Ein Sturm der Entrüstung bedrängt Bush
7. September 2005Eine "zeitnahe und eingehende" Untersuchung kündigten führende Vertreter des US-Senats angesichts der anhaltenden Kritik an den Fehlern Washingtons beim Katastrophenmanagement an. Der Präsident indessen lehnte eine unmittelbare Untersuchung ab. Denen, die das jetzt forderten, gehe es nur um Schuldzuweisungen, sagte George W. Bush am Dienstag (6.9.2005): "Wir haben Probleme zu lösen. Wir sind Problemlöser. Die Menschen werden noch reichlich Zeit haben herauszufinden, was richtig und was falsch gelaufen ist. Woran ich interessiert bin ist, beim Retten von Leben zu helfen."
"Bush braucht nur in den Spiegel zu schauen"
Dass Bush die Untersuchung zu Versäumnissen persönlich leiten will, stieß auf weitere Kritik. "Er braucht nur in den Spiegel zu schauen", sagte die Fraktionschefin der Demokraten im Repräsentantenhaus, Nancy Pelosi. Die Menschen am Golf von Mexiko seien von zwei Katastrophen heimgesucht worden, erklärte Pelosi. "Zuerst kam der Hurrikan und dann das Versagen der Bundesregierung in einer Zeit der großen Not." Damit sprach die Oppositionspolitikerin aus, was viele in den USA denken. Denn längst sind auch Bushs Parteifreunde unter den Kritikern. So gab der republikanische Senator David Vitter der Bush-Administration die Note "ungenügend" und Chuck Hagel, der als potenzieller Präsidentschaftskandidat der Partei gilt, erklärte: "Es wird Rechenschaft geben müssen."
Das Bush erst 48 Stunden nach der Katastrophe entschied, seinen Urlaub zu beenden und erst Tage später das betroffene Gebiet besuchte, kam in der Öffentlichkeit ebenso schlecht an wie die Tatsache, dass Vizepräsident Dick Cheney seine Ferien in Wyoming fortsetzte und Außenministerin Condoleezza Rice in New York beim Kauf von Schuhen im Wert von 7000 Dollar gesehen wurde, während New Orleans unterging.
"Seid Ihr blind?"
Entsprechend war die Berichterstattung. "Herr Gott noch mal, seid ihr denn blind?", schrie eine Reporterin des US-Fernsehsenders MSNBC den von Bush gelobten Chef des Katastrophenschutzes, Michael Brown an. "Ihr klopft euch gegenseitig auf die Schulter, während hier die Menschen sterben." Noch nie zuvor, so meinen viele Beobachter, sind US-Reporter so direkt, so emotional selbst zu wütenden Anklägern geworden. Sie erzählen nicht nur eine Geschichte, sondern sie sind selbst ein Teil davon geworden.

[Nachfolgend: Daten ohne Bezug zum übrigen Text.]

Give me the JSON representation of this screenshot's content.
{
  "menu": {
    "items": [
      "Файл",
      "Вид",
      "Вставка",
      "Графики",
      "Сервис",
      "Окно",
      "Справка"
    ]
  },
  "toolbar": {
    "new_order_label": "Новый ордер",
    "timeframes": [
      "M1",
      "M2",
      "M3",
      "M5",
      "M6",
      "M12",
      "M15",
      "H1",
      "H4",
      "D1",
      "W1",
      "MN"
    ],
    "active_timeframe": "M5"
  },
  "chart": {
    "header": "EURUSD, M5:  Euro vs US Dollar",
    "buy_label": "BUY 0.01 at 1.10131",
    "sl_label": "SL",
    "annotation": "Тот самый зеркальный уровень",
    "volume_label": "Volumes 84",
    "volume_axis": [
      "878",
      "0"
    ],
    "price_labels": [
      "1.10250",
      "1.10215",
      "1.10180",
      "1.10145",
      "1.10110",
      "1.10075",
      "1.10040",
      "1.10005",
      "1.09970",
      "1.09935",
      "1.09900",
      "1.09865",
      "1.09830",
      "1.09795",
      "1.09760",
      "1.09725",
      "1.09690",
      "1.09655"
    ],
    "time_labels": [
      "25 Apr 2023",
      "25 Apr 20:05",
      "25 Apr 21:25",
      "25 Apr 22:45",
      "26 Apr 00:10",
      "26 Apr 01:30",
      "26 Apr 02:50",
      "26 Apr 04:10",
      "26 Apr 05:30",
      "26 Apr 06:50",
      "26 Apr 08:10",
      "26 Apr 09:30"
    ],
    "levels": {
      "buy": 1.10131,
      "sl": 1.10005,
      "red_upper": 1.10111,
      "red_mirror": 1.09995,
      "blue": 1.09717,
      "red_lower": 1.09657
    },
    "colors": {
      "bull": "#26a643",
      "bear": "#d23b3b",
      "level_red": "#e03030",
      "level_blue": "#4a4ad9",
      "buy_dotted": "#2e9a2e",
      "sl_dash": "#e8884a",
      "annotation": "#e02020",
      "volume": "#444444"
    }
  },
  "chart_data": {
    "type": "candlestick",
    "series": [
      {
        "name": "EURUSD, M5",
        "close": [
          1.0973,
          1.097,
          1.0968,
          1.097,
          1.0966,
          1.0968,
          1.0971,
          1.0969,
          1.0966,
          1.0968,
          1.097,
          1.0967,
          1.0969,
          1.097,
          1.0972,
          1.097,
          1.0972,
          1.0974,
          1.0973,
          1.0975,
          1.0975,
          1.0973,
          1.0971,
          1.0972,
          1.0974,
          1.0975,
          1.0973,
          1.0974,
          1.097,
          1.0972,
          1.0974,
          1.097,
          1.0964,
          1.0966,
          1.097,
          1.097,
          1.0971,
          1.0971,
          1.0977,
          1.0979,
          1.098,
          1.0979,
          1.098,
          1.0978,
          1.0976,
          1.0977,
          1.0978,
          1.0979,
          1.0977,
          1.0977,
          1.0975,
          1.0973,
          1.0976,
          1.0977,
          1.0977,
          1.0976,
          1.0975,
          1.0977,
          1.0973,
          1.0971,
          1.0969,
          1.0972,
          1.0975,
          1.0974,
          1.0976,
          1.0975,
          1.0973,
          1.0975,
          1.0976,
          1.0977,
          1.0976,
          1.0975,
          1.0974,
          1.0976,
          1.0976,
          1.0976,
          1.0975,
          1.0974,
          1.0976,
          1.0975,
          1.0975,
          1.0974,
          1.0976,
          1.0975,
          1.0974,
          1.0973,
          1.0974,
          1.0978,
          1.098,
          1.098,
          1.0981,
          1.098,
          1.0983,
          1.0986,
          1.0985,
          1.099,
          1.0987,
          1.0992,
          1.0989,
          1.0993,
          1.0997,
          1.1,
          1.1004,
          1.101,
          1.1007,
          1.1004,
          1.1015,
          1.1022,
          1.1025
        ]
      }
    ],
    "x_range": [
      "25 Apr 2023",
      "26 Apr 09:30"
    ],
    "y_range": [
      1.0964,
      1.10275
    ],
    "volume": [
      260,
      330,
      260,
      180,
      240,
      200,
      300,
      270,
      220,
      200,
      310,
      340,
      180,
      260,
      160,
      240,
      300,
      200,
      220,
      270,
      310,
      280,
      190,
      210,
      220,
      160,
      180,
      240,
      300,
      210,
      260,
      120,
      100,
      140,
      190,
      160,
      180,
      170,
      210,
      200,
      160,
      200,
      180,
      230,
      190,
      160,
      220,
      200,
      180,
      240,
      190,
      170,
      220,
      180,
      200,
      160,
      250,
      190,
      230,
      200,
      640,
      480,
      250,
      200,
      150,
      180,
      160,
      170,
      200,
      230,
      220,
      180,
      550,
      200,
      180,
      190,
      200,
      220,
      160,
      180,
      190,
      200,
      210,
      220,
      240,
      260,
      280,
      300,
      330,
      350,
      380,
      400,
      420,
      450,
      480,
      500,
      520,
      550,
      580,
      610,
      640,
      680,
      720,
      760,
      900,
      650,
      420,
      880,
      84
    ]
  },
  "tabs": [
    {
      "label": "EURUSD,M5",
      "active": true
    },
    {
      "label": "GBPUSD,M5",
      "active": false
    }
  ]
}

Fassungslos, erst langsam begreifend, stolperten vor allem die Fernsehreporter durch die ersten Stunden der Berichterstattung. Dann kamen die Emotionen und die Wut. "Dies ist nicht Irak, dies ist nicht Somalia, dies ist unsere Heimat", rief ein NBC-Fernsehreporter aus. Einem CNN-Reporter platzte vor laufenden Kameras der Kragen, als Senatorin Mary Landrieu in einem Interview lobend auf ein vom Kongress verabschiedetes Hilfspaket verweist. "Entschuldigen Sie, Senatorin", unterbrach er. "Ich habe davon noch nichts gehört, weil ich in den letzten vier Tagen damit beschäftigt war, Tote hier auf den Straßen zu sehen. Und wenn ich höre, wie der eine Politiker hier den anderen beglückwünscht... Da war gestern eine Leiche auf der Straße, die von den Ratten angefressen wurde, weil der Körper schon seit 48 Stunden dort lag..."
Problem Irak
Schon vor dem Desaster war Bush wegen des Irak-Krieges zunehmend unter Druck geraten. Während der Präsident angesichts der medienwirksamen Proteste von Soldaten-Müttern immer wieder auf den Krieg gegen den Terror verwies, sehen inzwischen viele in den chaotischen Zuständen dort eine von Bush erst geschaffene Brutstätte für neue Terroristengenerationen. Neben anderen kritisierte auch Bushs einstiger Antiterrorberater Richard Clarke, der seinen Dienst quittierte, die blinde Entschlossenheit zum Irak-Krieg, der seiner Ansicht nach auf Kosten des Kampfes gegen bekannte Terrorgruppen ging. Die Bedrohung sei heute "dezentralisierter und radikaler" als je zuvor.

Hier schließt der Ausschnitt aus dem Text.